Unlocking the British School at Rome’s fine arts archive

A new digital exhibition illuminating the undiscovered work and stories of influential Twentieth Century artists has been launched. As part of The University of Manchester's Collaboration Labs programme, an interdisciplinary team of Postgraduate Researchers have curated an interactive, digital exhibition to showcase an unexplored Fine Arts archive at the British School at Rome, a prestigious research academy supporting the Arts, Humanities and Architecture. Over the last 120 years, painters, sculptors, engravers and printmakers, architects, archaeologists and scholars have carried out residencies at the British School at Rome. Until now, the wealth of archival material produced by the artists has remained understudied and inaccessible to the wider public.
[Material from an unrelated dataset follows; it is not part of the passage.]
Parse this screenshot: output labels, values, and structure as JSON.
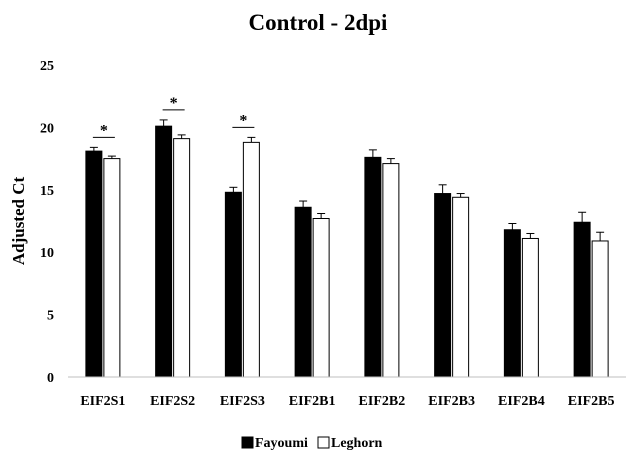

Working together with the British School at Rome, Ms Ksenia Litvinenko (The University of Manchester), Dr Nia Davies (University of Salford) and Dr Peter Buckles (University of Liverpool) have drawn on innovative research, digital and creative writing methods to bring the materials and their history to light. "'The specificity of the archive prompted us to expand our knowledge and research skills in art history, especially in the context of the early 20th century. As a result, the platform explores a range of artistic mediums such as mural painting, engraving, sculpture and architecture, and how they were practised at that time.